Just to get the periods in place and to draw an overview of his career: He was born in Torino in 1913, got a mechanical engineering education and spent two years at FIAT before starting as a junior engineer in the race engine department at Alfa Romeo in 1939 - 26 years old. This was after Vittorio Jano had left for Lancia and during the period when Enzo Ferrari was forced to work out of Milano in the Alfa Corse department. Wifredo Ricart (40 years old) was the dynamic and very intellectual Chief of Design for Special Projects at Alfa Romeo and Orazio Satta Puliga (age 29) was Technical Manager. And then came the war.
Ricart was a genius but his designs where never loved at Alfa Romeo.
We all know that the Portello factory was bombed twice by the U.S. Air Force and that the engineering department and all the race cars were transferred to the Orta region where all was hidden away from the Nazis, who by then practically was occupying the north of Italy.
The brilliant tipo 158 with awesome supercharger that worked.
Immediately after the war Enzo Ferrari was free from his obligations to Alfa Romeo and started the design of his first proper Ferrari, the 125S. It is well known that it was developed by Gioachino Colombo while moonlighting from his Alfa Romeo day job. He only just made the car come through and then he was summoned back to Portello for the preparation of the Tipo 158 Grand Prix racer. That was in 1946 and Ricart had fled back to Franco’s Spain, Dottore Satta took over as Head of Design and Giuseppe Busso who had been one of the leading engineers in the restoration of the 158 project was suggested as a replacement for Gioachino Colombo at the Ferrari works in Modena.

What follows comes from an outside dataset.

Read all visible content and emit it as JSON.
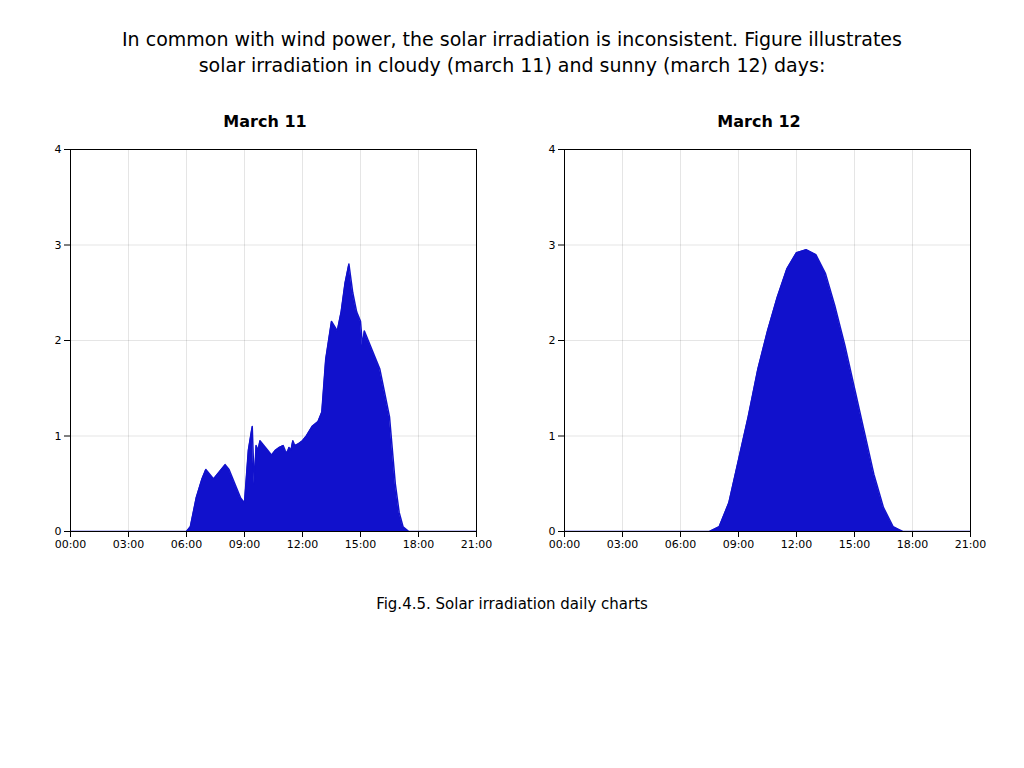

Busso, age 31, and Alfa friend at Lago di Orta 1944.
Busso lept at the chance and stayed at Ferrari as Technical Director until 1948 while he specifically stood for the development of the supercharged 1500cc Grand Prix engine, and he also did the four-cam model with two-stage supercharging. But it never really worked, they couldn’t transfer the knowhow from the Alfa 158; the devil is in the detail, as they say. It never got the same horsepower output and it continuously blew up.
During that period, as we know, Aurelio Lampredi convinced Enzo Ferrari that a bigger 4.5-liter naturally aspirated engine was much better. It is obvious that Busso was genuinely irritated by the fact that the Ferrari 1.5-liter supercharging never really worked. He couldn’t cope with the bullshit and he hated Aurelio Lampredi. It is also interesting to read Colombo’s memoirs where he talks about Busso in kind words - it was actually he who suggested that Busso took over his position at Ferrari. But neither Busso nor certainly not Lampredi thought much of Gioachino Colombo; all because he was a much more hands-on technician and always seemed to do his development in a very casual way. Busso hated that.

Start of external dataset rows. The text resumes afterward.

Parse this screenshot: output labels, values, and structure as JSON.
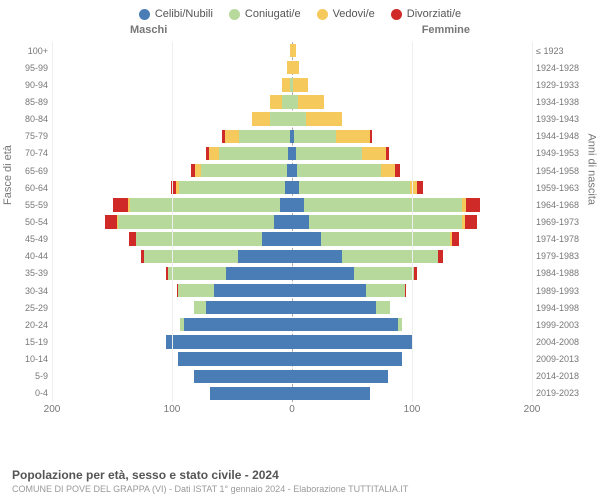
{
  "legend": [
    {
      "label": "Celibi/Nubili",
      "color": "#4a7db5"
    },
    {
      "label": "Coniugati/e",
      "color": "#b7d99c"
    },
    {
      "label": "Vedovi/e",
      "color": "#f6c95c"
    },
    {
      "label": "Divorziati/e",
      "color": "#cf2a27"
    }
  ],
  "gender_labels": {
    "m": "Maschi",
    "f": "Femmine"
  },
  "y_left_title": "Fasce di età",
  "y_right_title": "Anni di nascita",
  "x_max": 200,
  "x_ticks": [
    200,
    100,
    0,
    100,
    200
  ],
  "age_bands": [
    "100+",
    "95-99",
    "90-94",
    "85-89",
    "80-84",
    "75-79",
    "70-74",
    "65-69",
    "60-64",
    "55-59",
    "50-54",
    "45-49",
    "40-44",
    "35-39",
    "30-34",
    "25-29",
    "20-24",
    "15-19",
    "10-14",
    "5-9",
    "0-4"
  ],
  "birth_years": [
    "≤ 1923",
    "1924-1928",
    "1929-1933",
    "1934-1938",
    "1939-1943",
    "1944-1948",
    "1949-1953",
    "1954-1958",
    "1959-1963",
    "1964-1968",
    "1969-1973",
    "1974-1978",
    "1979-1983",
    "1984-1988",
    "1989-1993",
    "1994-1998",
    "1999-2003",
    "2004-2008",
    "2009-2013",
    "2014-2018",
    "2019-2023"
  ],
  "data": {
    "m": [
      [
        0,
        0,
        2,
        0
      ],
      [
        0,
        0,
        4,
        0
      ],
      [
        0,
        2,
        6,
        0
      ],
      [
        0,
        8,
        10,
        0
      ],
      [
        0,
        18,
        15,
        0
      ],
      [
        2,
        42,
        12,
        2
      ],
      [
        3,
        58,
        8,
        3
      ],
      [
        4,
        72,
        5,
        3
      ],
      [
        6,
        88,
        3,
        4
      ],
      [
        10,
        125,
        2,
        12
      ],
      [
        15,
        130,
        1,
        10
      ],
      [
        25,
        105,
        0,
        6
      ],
      [
        45,
        78,
        0,
        3
      ],
      [
        55,
        48,
        0,
        2
      ],
      [
        65,
        30,
        0,
        1
      ],
      [
        72,
        10,
        0,
        0
      ],
      [
        90,
        3,
        0,
        0
      ],
      [
        105,
        0,
        0,
        0
      ],
      [
        95,
        0,
        0,
        0
      ],
      [
        82,
        0,
        0,
        0
      ],
      [
        68,
        0,
        0,
        0
      ]
    ],
    "f": [
      [
        0,
        0,
        3,
        0
      ],
      [
        0,
        0,
        6,
        0
      ],
      [
        0,
        1,
        12,
        0
      ],
      [
        0,
        5,
        22,
        0
      ],
      [
        0,
        12,
        30,
        0
      ],
      [
        2,
        35,
        28,
        2
      ],
      [
        3,
        55,
        20,
        3
      ],
      [
        4,
        70,
        12,
        4
      ],
      [
        6,
        92,
        6,
        5
      ],
      [
        10,
        132,
        3,
        12
      ],
      [
        14,
        128,
        2,
        10
      ],
      [
        24,
        108,
        1,
        6
      ],
      [
        42,
        80,
        0,
        4
      ],
      [
        52,
        50,
        0,
        2
      ],
      [
        62,
        32,
        0,
        1
      ],
      [
        70,
        12,
        0,
        0
      ],
      [
        88,
        4,
        0,
        0
      ],
      [
        100,
        0,
        0,
        0
      ],
      [
        92,
        0,
        0,
        0
      ],
      [
        80,
        0,
        0,
        0
      ],
      [
        65,
        0,
        0,
        0
      ]
    ]
  },
  "footer": {
    "title": "Popolazione per età, sesso e stato civile - 2024",
    "sub": "COMUNE DI POVE DEL GRAPPA (VI) - Dati ISTAT 1° gennaio 2024 - Elaborazione TUTTITALIA.IT"
  }
}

A proud Technical Director with the supercharged Ferrari racer.
Back at Alfa Romeo in 1948 (age 35) Giuseppe Busso immediately felt much better. And although he had given Scuderia Ferrari their first GP victories it is evident that it annoyed him that the story was that he had ruined Colombo’s V12 and that Lampredi had saved the glory with the big block 375. Gioachino Colombo didn’t seem to mind; he returned to Ferrari and started expanding the small block 125 to eventually the fabulous 250-series, positively ignoring the arrogant Lampredi. It should be said that Busso had done the first increases and had made a 159 and 166 (2-liter) which Colombo brilliantly utilized for Formula 2 and sports car racing.
The Portello downtown Milano 1958.
At Alfa Romeo in Milano Ingenere Busso soon was in charge of all engine, driveline and suspension design and was in fact Orazio Satta Puliga’s right hand until he took over that job when the Alfetta was developed. It was also in the early 1970s he designed the famous Busso V6, but he retired in 1977, two years before the Alfa Romeo Sei came out with the engine. He died in 2006 a few days after the last V6 ran off the assembly line at Arese.
Alfa Romeo Giulietta SV 1290cc sports engine: G. Busso.